Afterwards, Davies called her one-under par round of 70 the “best round of golf I’ve ever played in the last round of a Major.”
Her even-par total of 213 also represented the first time a Major Championship had been won with a score of even or above par since Hollis Stacy at the 1984 U.S. Women’s Open.
“I don’t think anybody had dominated a tournament like this,” second-place finisher Julie Piers said. “She’s got great memories of this course. She has finished first, first, second, and first. How good is that?”
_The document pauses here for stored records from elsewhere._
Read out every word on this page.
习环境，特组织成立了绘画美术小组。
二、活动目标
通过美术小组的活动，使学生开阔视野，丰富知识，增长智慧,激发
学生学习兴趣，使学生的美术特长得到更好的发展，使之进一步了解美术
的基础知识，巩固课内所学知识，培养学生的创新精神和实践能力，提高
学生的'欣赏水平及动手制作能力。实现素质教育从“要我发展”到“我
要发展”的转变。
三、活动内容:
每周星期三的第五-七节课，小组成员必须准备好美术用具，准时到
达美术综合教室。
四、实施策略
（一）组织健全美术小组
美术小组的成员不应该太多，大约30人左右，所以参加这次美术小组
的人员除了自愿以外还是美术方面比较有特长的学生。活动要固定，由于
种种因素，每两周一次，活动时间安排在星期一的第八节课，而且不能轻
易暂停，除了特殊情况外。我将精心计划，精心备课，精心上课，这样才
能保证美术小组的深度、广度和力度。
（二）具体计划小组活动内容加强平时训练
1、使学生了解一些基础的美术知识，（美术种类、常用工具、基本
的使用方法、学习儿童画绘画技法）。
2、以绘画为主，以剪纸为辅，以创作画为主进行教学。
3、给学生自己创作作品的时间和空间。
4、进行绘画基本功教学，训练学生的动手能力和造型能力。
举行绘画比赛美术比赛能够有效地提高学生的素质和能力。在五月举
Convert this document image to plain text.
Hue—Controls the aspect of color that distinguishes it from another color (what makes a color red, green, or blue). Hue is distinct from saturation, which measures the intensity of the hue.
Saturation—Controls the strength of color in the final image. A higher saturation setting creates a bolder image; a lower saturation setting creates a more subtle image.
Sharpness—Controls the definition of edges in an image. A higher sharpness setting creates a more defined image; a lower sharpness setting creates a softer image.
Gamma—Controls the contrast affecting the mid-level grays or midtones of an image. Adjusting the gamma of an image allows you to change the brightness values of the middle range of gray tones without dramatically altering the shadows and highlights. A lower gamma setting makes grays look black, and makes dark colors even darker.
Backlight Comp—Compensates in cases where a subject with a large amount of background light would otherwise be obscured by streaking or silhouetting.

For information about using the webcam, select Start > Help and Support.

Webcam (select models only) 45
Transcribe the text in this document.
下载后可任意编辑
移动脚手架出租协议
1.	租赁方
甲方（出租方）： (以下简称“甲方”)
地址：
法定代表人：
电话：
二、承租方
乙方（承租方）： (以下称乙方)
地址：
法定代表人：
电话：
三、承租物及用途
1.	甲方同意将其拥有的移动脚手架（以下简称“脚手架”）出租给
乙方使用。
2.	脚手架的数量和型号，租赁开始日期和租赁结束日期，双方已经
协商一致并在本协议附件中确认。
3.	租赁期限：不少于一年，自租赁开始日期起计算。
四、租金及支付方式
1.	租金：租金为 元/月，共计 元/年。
It got better for Davies in August, when she added her second Major Championship of the year, the du Maurier Classic, a two-stroke win over Nancy Lopez and Karrie Webb at the Edmonton Country Club. By the end of the year, Davies had also surpassed the $3 million mark in career earnings.
As a truly global golfer who enjoyed a schedule of tournaments around the world on multiple tours, Davies entered only 20 of the LPGA’s 34 scheduled events in 1996. By not playing a full LPGA schedule during the prime years of her career in the 1990s, many in the sport believe Davies cost herself certain induction into the LPGA Hall of Fame, which she remains short of qualifying for by a mere two points. The 1996 Vare Trophy, which eluded Davies by two rounds, would have been worth one additional point.
Induction into the LPGA Hall of Fame – acknowledged as the hardest Hall of Fame to earn entry to in any sport – remains tantalizingly close for Davies, who won 87 times as a professional and is one of the most accomplished golfers in the history of the women’s game.
Kris Tschetter, a mainstay of the LPGA during the 1990s who finished T18 at the 1996 McDonald’s LPGA Championship, describes Davies as an all-around golfer whose length off the tee perhaps overshadowed a great short game, and a positive approach to the game which surely contributed to her sustained excellence and Hall of Fame credentials.
“(Laura) just had that extra gear,” Tschetter says. “She stayed very much the same whether she was playing good or bad. She was fun to play with, but when she was on… she was very hard to beat.”